Les entreprises doivent elles-mêmes disposer de "tuteurs de la mobilité européenne" qui accueillent le jeune étranger dans le cadre des "échanges d'apprentis".

Il faudrait encore, dans l'idéal, que soit créé "un statut unifié", au niveau européen, du jeune pendant sa période de mobilité. Toutefois, au vu de la diversité des statuts du jeune en formation, salarié, stagiaire rémunéré ou non rémunéré, avec ou sans protection sociale, les participants à cette journée plaident pour des conventions bilatérales, de la France avec l'Espagne et de la France avec l'Allemagne par exemple, car il est peu probable que la Commission parvienne à faire adopter dans un avenir proche une résolution qui fasse l'unanimité.

Voici des échos des deux tables rondes de ce 16 septembre.

Laure Coudret-Laut, directrice de l’agence Erasmus+ France, indique que "6 900 alternants français ont bénéficié d’une mobilité Erasmus+ en 2018-2019 soit 30% de plus qu’en 2016-2017. Cette dynamique associée à une reprise post-Covid et des financements en augmentation pourrait permettre d’atteindre plus de 10 000 alternants en mobilité Erasmus en 2022." Elle ajoute qu'en 2018-2019, "les entreprises françaises ont accueilli 930 alternants européens venant principalement d’Allemagne, de Belgique, de Pologne et du Portugal" et précise que l'agence Erasmus+ travaille avec les acteurs nationaux de l'apprentissage à la reconnaissance des référents mobilité dans les CFA.

Nicolas Schmit, commissaire européen à l’emploi, aux affaires sociales et à l’insertion, estime que "la transformation économique à laquelle nous devons faire face aujourd’hui devrait nous inciter à travailler sur cette idée de mobilité et de promotion de l’apprentissage qui est une voie royale vers l’emploi et l’employabilité". Il ajoute que "la commission a mis en exergue l’importance de l’apprentissage.
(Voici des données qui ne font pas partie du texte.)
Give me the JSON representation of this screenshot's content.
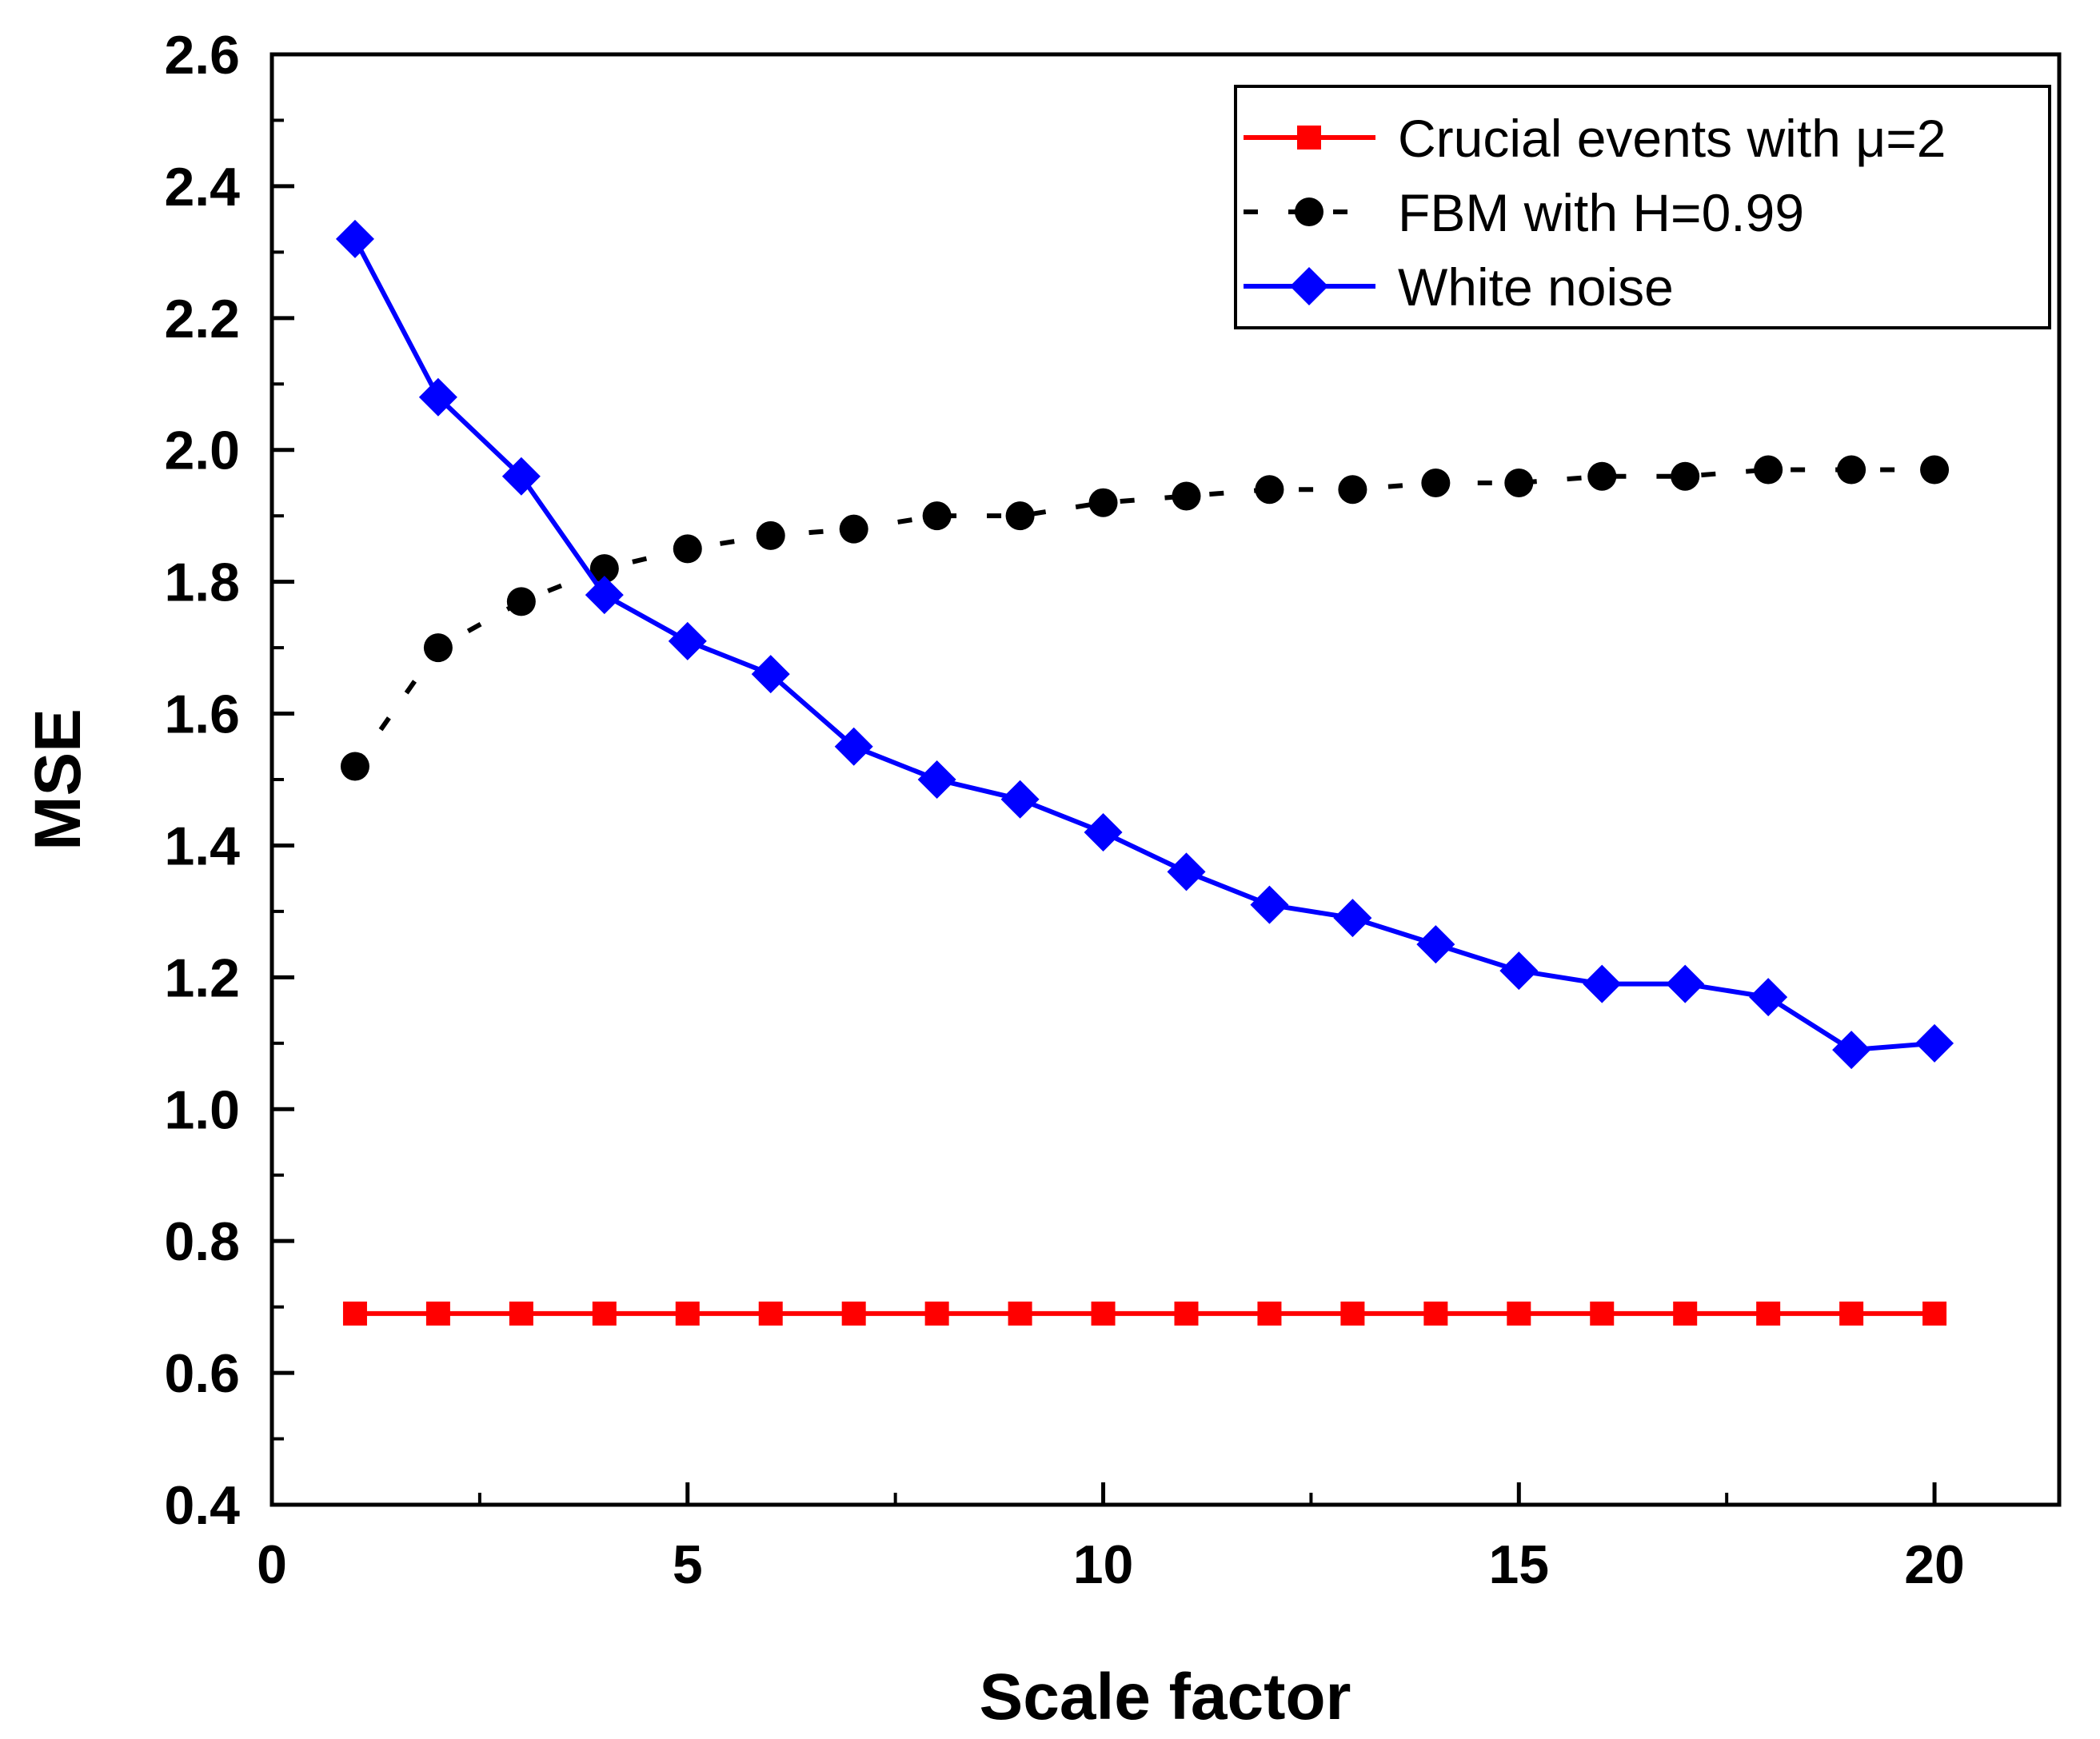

Il y a maintenant une très grande convergence entre les Etats membres sur ce sujet." Il salue "le saut quantitatif et qualitatif" qu'a fait la France dans ce domaine mais il regrette qu'il "reste encore des barrières à franchir, au niveau des systèmes éducatifs, des entreprises surtout les petites". Il invite au pragmatisme… "Si on veut tout harmoniser d’un coup, on n’y arrivera pas. Il faut reconnaître des équivalences. Pour les petites entreprises, on pourrait organiser des échanges d’apprentis. Il faut régler les problèmes de sécurité sociale."

Il commente l'annonce, par Ursula von der Leyen, du lancement d'un programme Alma pour les jeunes NEET (qui ne sont ni en emploi, ni en formation) : "La crise a laissé beaucoup de jeunes sur le carreau. Ce sont des jeunes mis à l’écart. On ne peut pas les ignorer. Il faut leur ouvrir des perspectives."
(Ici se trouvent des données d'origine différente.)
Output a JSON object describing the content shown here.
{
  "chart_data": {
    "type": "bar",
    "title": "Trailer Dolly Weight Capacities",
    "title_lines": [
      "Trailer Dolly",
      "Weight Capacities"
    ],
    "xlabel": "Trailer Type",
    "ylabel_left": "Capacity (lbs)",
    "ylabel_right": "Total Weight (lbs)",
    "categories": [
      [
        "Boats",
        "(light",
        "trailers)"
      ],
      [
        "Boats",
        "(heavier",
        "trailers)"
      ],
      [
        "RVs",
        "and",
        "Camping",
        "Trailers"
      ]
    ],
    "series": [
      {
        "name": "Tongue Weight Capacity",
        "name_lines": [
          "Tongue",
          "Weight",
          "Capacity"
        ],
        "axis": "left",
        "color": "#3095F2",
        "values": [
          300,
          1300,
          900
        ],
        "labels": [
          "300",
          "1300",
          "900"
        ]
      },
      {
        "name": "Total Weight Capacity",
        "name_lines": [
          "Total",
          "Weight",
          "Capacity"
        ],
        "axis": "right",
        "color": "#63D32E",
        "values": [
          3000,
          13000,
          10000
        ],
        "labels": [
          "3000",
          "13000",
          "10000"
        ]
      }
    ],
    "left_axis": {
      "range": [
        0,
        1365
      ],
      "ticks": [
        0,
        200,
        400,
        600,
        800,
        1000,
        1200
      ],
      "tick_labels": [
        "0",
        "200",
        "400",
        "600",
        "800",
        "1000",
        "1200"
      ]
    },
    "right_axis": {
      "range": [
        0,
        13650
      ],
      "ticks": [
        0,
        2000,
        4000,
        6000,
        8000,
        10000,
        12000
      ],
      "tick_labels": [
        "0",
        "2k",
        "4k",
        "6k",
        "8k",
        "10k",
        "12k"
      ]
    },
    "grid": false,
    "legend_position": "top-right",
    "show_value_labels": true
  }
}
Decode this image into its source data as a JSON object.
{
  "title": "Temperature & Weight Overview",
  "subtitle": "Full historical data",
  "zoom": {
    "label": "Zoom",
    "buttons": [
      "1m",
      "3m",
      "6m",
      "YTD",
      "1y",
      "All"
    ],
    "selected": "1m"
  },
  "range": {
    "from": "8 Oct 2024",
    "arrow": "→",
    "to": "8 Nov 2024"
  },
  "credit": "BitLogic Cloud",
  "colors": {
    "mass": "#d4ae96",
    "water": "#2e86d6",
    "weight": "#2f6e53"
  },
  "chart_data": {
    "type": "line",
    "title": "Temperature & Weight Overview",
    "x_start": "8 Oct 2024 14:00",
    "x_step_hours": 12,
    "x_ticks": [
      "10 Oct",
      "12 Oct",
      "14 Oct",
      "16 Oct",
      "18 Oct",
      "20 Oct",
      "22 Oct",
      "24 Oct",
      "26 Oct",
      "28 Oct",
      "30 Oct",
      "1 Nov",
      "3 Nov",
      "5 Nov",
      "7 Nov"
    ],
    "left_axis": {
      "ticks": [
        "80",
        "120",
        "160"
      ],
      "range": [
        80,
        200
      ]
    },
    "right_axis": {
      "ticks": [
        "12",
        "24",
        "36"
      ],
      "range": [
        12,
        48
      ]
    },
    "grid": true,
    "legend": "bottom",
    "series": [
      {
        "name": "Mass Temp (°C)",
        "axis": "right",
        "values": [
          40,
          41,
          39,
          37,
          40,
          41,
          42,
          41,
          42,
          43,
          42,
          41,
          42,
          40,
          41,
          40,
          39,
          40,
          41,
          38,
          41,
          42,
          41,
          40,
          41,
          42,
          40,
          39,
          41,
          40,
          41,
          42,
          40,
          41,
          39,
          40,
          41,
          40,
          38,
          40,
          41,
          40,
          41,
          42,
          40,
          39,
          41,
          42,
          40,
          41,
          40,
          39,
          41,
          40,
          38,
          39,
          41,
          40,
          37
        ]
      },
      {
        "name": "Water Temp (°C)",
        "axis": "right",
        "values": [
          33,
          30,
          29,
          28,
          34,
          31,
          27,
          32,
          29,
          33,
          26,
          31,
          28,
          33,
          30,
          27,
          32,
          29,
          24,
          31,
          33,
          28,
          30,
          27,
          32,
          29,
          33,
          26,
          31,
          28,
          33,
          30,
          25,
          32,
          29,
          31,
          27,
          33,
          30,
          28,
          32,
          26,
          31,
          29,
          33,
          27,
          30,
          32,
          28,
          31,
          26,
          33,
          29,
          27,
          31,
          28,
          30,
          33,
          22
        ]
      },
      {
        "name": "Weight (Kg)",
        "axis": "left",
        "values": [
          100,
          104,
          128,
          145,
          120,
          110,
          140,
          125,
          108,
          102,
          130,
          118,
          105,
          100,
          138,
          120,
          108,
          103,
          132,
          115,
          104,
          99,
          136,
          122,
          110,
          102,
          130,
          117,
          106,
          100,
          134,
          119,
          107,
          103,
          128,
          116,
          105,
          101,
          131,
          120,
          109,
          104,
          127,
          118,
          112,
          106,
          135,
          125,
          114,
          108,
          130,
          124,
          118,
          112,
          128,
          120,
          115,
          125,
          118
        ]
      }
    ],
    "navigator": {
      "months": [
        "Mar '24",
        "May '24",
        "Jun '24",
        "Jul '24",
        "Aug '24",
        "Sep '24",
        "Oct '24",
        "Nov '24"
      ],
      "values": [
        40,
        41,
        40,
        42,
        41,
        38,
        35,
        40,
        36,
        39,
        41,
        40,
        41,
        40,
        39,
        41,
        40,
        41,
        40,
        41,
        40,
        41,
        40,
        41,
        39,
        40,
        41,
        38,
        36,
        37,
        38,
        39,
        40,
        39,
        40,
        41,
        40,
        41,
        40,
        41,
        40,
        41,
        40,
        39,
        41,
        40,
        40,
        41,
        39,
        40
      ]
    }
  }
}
Pour Laurence Farreng, députée européenne (Renew Europe, Modem), "la France est à l’origine des centres d’excellence pour l’apprentissage qui sont le pendant des alliances entre universités européennes. Ils démarrent. Aujourd’hui, il y en a 7. Ces centres sont des réseaux qui unissent des centres de formation, des syndicats professionnels et des entreprises qui se réunissent sur des besoins communs d’évolution des métiers, des formations et des compétences."

Elisabeth Borne, ministre du Travail, rappelle que les Compagnons du Devoir étaient mobiles, et elle considère que nous pouvons renouer avec cette tradition. Interrogée par ToutEduc, elle ne fait pas de différence entre les divers niveaux de qualification, du CAP aux diplômes de l'enseignement supérieur. Elle souligne que le nombre des CFA est passé de 900 à 2500 avec la loi Pénicaud, et ajoute que "tous n'ont pas la capacité de promouvoir la mobilité" des apprentis. Pour elle, les référents mobilité doivent donc se trouver aussi au niveau des régions.